Effect of rubberwood and palm oil content on the properties of wood–polyvinyl chloride composites

Abstract

Wood–plastic composites (WPCs) have been proposed as an alternative to natural wood due to their physical and mechanical properties. Development of these composites from natural fibers is receiving widespread attention partly because of growing environmental awareness. To dispose of produced waste from industry, low-value fiber resources could be converted into high-value products. This research studies the combination of polyvinyl chloride (PVC) to rubberwood (RBW) fiber, to palm oil trunk fiber, and to palm oil shell (POS) fiber. Composite performance optimization, material option comparison, basic engineering performance improvement, and durability of WPCs have been investigated.

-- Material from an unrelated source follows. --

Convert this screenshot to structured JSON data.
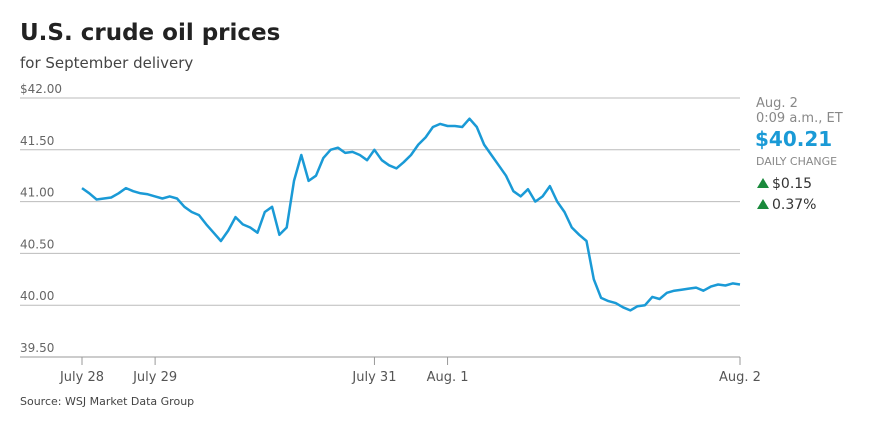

A two-stage process consisting of compounding and forming to produce WPCs using 40%–60% natural fiber reinforcements was carried out. Physical and mechanical properties of the WPCs were studied. The results showed that WPCs consisting of 60% RBW fiber and 40% PVC yielded the highest modulus of elasticity and modulus of rupture, which are approximately 90,130 MPa and 433 MPa, respectively. The ultimate compressive strength with a value of approximately 316 MPa was achieved from 60% POS fiber and 40% PVC. Reinforcing 40% POS fiber in 60% PVC exhibited the lowest water absorption rate. The overall result indicates an improvement of engineering performance, making better use of industrial wastes and indirectly assists environmental conservation endeavor along the process.